FILE PHOTO: Rescue workers transport a victim who was injured when a car drove through a group of counter protesters at the "Unite the Right" rally Charlottesville, Virginia, U.S., August 12, 2017. REUTERS/Justin Ide/File Photo

The violence between counter-protesters and white nationalists, who were outraged by the city’s plan to remove a statue of Confederate General Robert E. Lee, marked an eruption in tensions over the symbols of the Civil War’s losing side.

A 32-year-old woman was killed when a car ploughed into a group of counter-demonstrators.

Friday’s three-month review by former U.S. attorney Timothy Heaphy faulted law enforcement agencies for breakdowns in planning and coordination as well as a timid response that led to “disastrous results.”

“The city was unable to protect the right of free expression and facilitate the permit holder’s offensive speech,” said the report commissioned by Charlottesville officials to address criticism of the response to the Aug. 12 “Unite the Right” rally.

“This represents a failure of one of the government’s core functions — the protection of fundamental rights.”

Charlottesville police and the Virginia State Police declined immediate comment.

City Manager Maurice Jones said in a statement he did not agree with all of the findings but was “profoundly sorry” for falling short of expectations. He said the city was developing a plan to address the issues.

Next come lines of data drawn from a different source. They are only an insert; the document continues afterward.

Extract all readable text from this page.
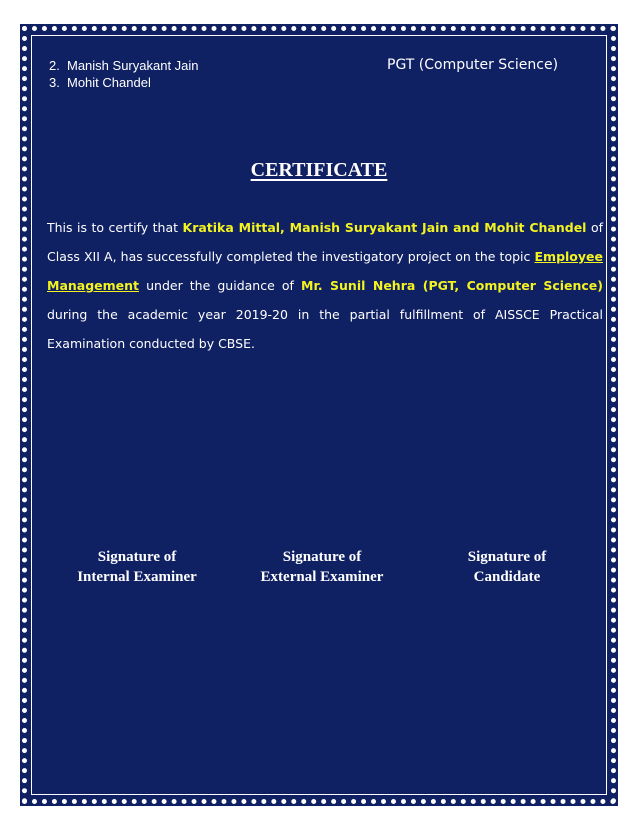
2. Manish Suryakant Jain
3. Mohit Chandel
PGT (Computer Science)
CERTIFICATE
This is to certify that Kratika Mittal, Manish Suryakant Jain and Mohit Chandel of Class XII A, has successfully completed the investigatory project on the topic Employee Management under the guidance of Mr. Sunil Nehra (PGT, Computer Science) during the academic year 2019-20 in the partial fulfillment of AISSCE Practical Examination conducted by CBSE.
Signature of
Internal Examiner
Signature of
External Examiner
Signature of
Candidate
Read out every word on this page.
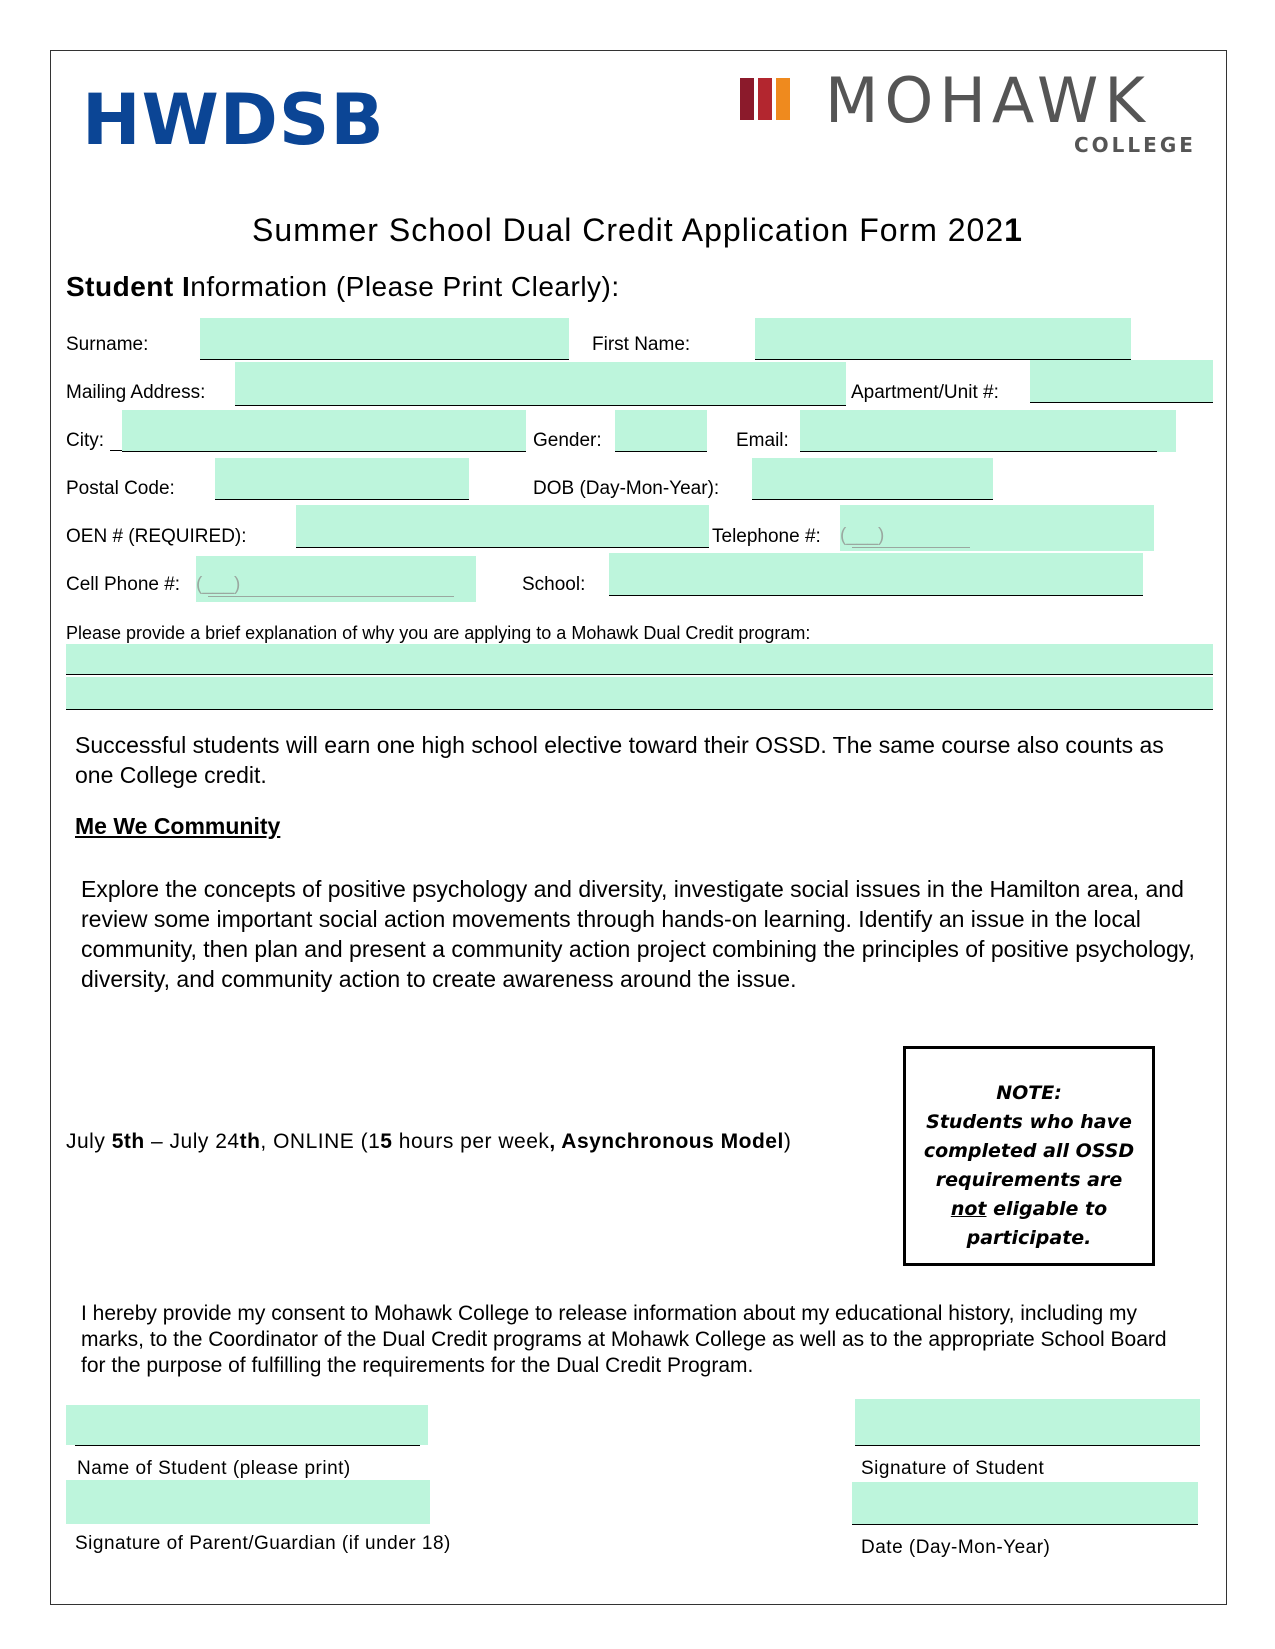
HWDSB	MOHAWK
COLLEGE
Summer School Dual Credit Application Form 2021
Student Information (Please Print Clearly):
Surname:	First Name:
Mailing Address:	Apartment/Unit #:
City:	Gender:	Email:
Postal Code:	DOB (Day-Mon-Year):
OEN # (REQUIRED):	Telephone #: (___)
Cell Phone #: (___)	School:
Please provide a brief explanation of why you are applying to a Mohawk Dual Credit program:
Successful students will earn one high school elective toward their OSSD. The same course also counts as one College credit.
Me We Community
Explore the concepts of positive psychology and diversity, investigate social issues in the Hamilton area, and review some important social action movements through hands-on learning. Identify an issue in the local community, then plan and present a community action project combining the principles of positive psychology, diversity, and community action to create awareness around the issue.
July 5th – July 24th, ONLINE (15 hours per week, Asynchronous Model)
NOTE:
Students who have
completed all OSSD
requirements are
not eligable to
participate.
I hereby provide my consent to Mohawk College to release information about my educational history, including my marks, to the Coordinator of the Dual Credit programs at Mohawk College as well as to the appropriate School Board for the purpose of fulfilling the requirements for the Dual Credit Program.
Name of Student (please print)	Signature of Student
Signature of Parent/Guardian (if under 18)	Date (Day-Mon-Year)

FILE PHOTO: Members of white nationalists clash against a group of counter-protesters in Charlottesville, Virginia, U.S., August 12, 2017. REUTERS/Joshua Roberts/File Photo

Residents of Charlottesville, home to the University of Virginia, demanded answers about the violence. Other cities across the U.S. South have since acted to remove monuments to the Confederacy.

Heaphy, whose team interviewed 150 people, said no police officer he spoke to felt good about what happened.

Officers were not properly trained nor deployed, Heaphy said. State and city police used different radio systems during the rally so could not communicate effectively.

Heaphy said Charlottesville wrongly believed it could not ban protesters from carrying items such as clubs and shields, and city and state police took too passive an approach when clashes broke out.

“Despite clear evidence of violence, police consistently failed to intervene, de-escalate, or otherwise respond,” the report said. “These shortcomings contributed to a chaotic series of events that led to violence and death.”

Among the recommendations made by Heaphy’s team were that authorities should react more quickly to violence, as well as communicate better with the public before and after such events.

The report said Charlottesville Police Chief Al Thomas sought to limit information requested by Heaphy’s team and deleted text messages relevant to the review. Thomas denied efforts to hide information, the report added.

Thomas could not immediately be reached for comment, but told reporters on Friday that he was committed to implementing the report’s recommendations.

“It’s not a time for finger-pointing. It’s a time to come together,” he said in comments reported by CNN.